- Spanish: En el futuro
- Directed by: Mauro Andrizzi
- Written by: Mauro Andrizzi
- Starring: Luis Machín Sergio Boris Lorena Damonte
- Cinematography: Emiliano Cativa
- Edited by: Francisco Vazquez Murillo
- Music by: Pontiak Sportivo Teatral
- Production company: Mono Films
- Release date: September 2010 (Venice);
- Running time: 62 minutes
- Country: Argentina
- Language: French

= In the Future (2010 film) =

2010 film by Mauro Andrizzi

In the Future (En el futuro) is an Argentine documentary film, directed by Mauro Andrizzi and released in 2010. The film dramatizes various short episodes of couples, both heterosexual and gay, sharing moments of physical and emotional intimacy.

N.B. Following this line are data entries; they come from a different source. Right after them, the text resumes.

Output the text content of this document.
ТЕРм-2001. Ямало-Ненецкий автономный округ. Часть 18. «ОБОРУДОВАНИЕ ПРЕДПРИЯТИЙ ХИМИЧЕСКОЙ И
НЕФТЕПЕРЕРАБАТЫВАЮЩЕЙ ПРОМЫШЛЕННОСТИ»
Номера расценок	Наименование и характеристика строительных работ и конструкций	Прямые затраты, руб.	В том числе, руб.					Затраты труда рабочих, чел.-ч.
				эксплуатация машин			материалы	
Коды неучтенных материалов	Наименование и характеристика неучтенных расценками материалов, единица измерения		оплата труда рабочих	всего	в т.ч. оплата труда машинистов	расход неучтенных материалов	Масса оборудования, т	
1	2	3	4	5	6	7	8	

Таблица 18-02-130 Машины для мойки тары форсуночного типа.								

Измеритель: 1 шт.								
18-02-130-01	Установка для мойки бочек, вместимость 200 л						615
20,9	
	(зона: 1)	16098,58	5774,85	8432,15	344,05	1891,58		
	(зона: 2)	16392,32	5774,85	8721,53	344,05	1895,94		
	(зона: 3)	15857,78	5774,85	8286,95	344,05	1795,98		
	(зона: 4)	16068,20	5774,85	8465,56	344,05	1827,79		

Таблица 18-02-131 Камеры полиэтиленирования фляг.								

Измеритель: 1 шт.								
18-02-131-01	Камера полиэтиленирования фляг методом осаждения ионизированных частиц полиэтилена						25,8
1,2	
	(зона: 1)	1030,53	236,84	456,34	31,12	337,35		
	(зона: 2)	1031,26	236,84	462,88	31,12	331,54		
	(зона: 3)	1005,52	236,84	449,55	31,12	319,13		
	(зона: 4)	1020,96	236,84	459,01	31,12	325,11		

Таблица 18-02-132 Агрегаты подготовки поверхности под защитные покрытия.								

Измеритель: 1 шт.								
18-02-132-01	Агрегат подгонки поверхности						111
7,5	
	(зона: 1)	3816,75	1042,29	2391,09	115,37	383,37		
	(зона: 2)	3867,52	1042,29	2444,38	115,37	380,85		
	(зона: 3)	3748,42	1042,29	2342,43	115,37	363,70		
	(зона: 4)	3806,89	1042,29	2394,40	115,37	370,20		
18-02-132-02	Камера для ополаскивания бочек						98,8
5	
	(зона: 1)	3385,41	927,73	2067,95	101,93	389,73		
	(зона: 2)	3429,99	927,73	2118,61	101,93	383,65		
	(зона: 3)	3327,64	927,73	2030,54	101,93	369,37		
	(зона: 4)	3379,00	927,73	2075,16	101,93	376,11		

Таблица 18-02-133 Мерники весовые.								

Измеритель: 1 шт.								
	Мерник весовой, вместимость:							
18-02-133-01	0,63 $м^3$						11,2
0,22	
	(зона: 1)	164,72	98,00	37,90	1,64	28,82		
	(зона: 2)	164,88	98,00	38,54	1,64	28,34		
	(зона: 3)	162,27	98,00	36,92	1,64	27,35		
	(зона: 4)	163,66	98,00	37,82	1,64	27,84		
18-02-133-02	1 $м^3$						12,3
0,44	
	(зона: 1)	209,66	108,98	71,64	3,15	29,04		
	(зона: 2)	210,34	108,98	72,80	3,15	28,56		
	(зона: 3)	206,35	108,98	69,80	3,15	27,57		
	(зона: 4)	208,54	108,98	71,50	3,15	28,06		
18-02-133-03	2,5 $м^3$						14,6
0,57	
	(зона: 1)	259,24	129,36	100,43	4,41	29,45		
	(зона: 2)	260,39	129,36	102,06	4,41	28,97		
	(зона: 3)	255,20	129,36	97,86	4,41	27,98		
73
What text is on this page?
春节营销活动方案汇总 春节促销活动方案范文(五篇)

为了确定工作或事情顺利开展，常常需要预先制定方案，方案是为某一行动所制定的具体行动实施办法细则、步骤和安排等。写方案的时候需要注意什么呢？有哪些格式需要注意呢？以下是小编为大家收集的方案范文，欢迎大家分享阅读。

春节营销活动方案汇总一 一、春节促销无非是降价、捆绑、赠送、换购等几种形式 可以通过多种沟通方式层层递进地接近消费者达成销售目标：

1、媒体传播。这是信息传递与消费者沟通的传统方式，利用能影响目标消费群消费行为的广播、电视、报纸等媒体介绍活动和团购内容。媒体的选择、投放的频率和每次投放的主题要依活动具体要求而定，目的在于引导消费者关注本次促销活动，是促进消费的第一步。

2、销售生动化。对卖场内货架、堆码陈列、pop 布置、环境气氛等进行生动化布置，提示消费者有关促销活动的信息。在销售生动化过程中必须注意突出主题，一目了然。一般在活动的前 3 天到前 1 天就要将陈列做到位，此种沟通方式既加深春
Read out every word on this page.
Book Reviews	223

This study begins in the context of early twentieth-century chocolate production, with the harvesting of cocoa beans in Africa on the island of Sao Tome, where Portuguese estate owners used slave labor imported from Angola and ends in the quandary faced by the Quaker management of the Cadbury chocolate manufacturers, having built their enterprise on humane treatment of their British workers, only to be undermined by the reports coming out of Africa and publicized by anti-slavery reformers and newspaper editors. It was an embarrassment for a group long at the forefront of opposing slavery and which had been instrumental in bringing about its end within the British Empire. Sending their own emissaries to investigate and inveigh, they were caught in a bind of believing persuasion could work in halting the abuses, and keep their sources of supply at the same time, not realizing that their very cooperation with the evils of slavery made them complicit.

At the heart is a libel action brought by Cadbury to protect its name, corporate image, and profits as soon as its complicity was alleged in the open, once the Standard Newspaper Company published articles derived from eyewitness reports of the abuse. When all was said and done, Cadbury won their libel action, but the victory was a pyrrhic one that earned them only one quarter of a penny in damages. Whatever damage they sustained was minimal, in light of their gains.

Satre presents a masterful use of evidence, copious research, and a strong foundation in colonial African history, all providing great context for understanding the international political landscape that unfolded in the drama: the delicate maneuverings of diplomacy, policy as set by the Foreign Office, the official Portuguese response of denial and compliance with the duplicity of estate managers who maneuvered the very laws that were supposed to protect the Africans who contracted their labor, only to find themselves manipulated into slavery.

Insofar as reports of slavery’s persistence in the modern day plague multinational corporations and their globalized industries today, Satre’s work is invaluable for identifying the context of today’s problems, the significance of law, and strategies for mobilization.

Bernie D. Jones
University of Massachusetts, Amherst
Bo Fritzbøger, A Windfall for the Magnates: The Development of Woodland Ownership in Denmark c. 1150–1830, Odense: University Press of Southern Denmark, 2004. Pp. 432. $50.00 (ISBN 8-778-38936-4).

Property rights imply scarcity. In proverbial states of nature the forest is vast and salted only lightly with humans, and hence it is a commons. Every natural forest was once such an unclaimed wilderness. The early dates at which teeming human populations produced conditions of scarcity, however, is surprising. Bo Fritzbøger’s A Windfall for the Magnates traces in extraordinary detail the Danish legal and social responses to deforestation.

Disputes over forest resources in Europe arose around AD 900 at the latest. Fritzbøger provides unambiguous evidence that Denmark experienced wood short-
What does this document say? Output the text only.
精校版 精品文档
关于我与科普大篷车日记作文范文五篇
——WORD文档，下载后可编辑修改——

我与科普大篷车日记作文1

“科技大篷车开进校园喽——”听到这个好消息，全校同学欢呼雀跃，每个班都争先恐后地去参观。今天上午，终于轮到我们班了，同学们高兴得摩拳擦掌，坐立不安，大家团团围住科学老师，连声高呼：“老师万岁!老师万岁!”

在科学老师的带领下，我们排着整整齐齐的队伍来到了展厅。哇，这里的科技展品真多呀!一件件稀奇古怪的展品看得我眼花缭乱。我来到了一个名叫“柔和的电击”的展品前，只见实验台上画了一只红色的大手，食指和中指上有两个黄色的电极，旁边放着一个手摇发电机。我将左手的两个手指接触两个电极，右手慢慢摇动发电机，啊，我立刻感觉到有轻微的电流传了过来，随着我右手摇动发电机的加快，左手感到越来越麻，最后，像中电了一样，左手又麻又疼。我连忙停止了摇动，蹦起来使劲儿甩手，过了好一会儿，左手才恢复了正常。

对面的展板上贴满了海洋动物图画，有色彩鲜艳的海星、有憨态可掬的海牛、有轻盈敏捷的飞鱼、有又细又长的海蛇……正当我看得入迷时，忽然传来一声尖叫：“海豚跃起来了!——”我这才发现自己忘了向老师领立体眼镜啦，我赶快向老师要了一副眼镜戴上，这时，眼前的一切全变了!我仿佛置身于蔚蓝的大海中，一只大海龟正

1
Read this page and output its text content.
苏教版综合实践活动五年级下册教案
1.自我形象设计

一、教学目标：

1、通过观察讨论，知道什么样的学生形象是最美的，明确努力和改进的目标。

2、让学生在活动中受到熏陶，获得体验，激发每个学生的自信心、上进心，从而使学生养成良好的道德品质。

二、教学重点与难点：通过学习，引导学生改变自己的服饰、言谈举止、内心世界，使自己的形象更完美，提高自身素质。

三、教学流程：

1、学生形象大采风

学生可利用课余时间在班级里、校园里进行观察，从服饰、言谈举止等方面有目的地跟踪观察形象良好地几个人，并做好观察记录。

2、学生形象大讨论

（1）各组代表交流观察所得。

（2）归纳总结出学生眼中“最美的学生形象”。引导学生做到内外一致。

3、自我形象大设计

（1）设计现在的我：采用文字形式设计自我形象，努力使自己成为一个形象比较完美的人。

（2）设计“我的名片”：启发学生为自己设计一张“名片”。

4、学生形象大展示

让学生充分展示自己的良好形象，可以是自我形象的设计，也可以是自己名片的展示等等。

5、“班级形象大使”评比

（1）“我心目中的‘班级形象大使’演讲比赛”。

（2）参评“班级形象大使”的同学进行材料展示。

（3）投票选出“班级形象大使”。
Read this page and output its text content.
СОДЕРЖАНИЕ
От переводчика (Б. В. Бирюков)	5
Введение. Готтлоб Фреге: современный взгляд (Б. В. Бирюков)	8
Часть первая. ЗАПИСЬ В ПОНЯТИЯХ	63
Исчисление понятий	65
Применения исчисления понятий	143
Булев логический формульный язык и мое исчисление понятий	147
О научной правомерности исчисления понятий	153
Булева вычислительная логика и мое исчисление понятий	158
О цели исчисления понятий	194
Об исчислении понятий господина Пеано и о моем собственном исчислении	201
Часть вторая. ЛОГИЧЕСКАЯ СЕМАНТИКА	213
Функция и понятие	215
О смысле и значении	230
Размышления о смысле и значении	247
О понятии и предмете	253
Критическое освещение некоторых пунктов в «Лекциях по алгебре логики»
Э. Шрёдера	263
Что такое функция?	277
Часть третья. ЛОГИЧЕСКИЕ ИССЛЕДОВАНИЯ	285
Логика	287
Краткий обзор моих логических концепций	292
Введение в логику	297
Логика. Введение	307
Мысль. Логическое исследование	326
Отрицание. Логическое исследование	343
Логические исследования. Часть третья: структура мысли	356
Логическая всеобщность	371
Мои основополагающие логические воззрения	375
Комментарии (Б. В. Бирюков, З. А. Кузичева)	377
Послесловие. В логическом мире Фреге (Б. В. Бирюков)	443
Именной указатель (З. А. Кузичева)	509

The cast includes Luis Machín, Sergio Boris, Lorena Damonte, Carlos Defeo, Débora Dejtiar, Andres Irusta, Felix Bachmann Quadros, Jazmin Antar, Gabriel Lima, Cecilia Czornogas, Casandra Da Cunha, Goyo Anchou, Marina Bacher, Javier Bertolini, Vicente Bustos, Nicole Dubin, Cecilia Elia, Ana Paula Ferrúa, Gina Gattone, Mariano Goldgrob, Jorge Sanabria, María Sureda, Matías Tamborenea, Francisco Vazquez Murillo and Martin Wain.

The film premiered at the 67th Venice International Film Festival, where it was named the winner of the Queer Lion.